Evo Morales’ party has claimed victory in Bolivia’s presidential election. Exit polls give the Movement towards Socialism (MAS) party over 50% of the vote.
To win in the first round, a candidate needs more than 50% of the vote, or 40% with a lead of at least 10 percentage points over the second-placed candidate.
The election was marked by tension after Morales was deposed in a US-backed coup in November 2019. Electoral monitors reported threats and harassment from Bolivian security forces.
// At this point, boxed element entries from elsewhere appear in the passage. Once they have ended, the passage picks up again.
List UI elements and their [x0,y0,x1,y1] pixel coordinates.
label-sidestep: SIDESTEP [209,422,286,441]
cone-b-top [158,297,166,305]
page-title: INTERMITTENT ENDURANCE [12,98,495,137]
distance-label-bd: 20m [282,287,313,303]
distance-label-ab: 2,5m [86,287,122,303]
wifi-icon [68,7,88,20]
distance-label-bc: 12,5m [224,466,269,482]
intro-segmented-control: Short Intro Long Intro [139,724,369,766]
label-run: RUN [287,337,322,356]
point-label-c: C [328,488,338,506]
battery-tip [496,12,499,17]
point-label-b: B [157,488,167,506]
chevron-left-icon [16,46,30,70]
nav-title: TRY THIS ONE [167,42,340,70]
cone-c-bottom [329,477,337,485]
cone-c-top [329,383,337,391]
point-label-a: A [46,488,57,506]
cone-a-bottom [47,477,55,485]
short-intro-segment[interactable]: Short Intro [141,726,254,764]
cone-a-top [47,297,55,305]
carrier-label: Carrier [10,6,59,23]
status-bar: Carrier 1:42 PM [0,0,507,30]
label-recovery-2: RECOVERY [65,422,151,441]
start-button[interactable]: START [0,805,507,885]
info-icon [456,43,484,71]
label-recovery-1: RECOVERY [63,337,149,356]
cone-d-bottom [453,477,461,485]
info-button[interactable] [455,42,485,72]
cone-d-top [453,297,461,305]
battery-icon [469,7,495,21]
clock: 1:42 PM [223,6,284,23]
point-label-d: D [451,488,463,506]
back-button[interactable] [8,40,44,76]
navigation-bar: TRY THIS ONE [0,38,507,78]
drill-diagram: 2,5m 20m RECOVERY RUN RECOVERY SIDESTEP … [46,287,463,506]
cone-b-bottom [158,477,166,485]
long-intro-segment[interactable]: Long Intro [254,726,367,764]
With a private quick count of sampled polling stations favouring MAS candidate Luis Arce by a wide margin, even unelected interim president Jeanine Áñez recognised that the socialist movement looked set to return to power.
“I congratulate the winners and I ask them to govern thinking in Bolivia and in our democracy,” Áñez said on Twitter.
“We’ve recovered our democracy,” Morales said in brief remarks from exile in Argentina. “Lucho [Arce] will be our president.”
“I think the Bolivian people want to retake the path we were on,” Arce declared around midnight, surrounded by a small group of supporters.
As Morales’ economy minister, Arce oversaw a surge in growth and reduction in poverty for more than a decade. But he would face an uphill battle to jumpstart growth this time. Though unelected, the Áñez regime accepted a $327mn loan from the IMF, to which austerity conditions will certainly be attached.
Nonetheless, it would seem that Bolivia’s democracy has, for now, been restored.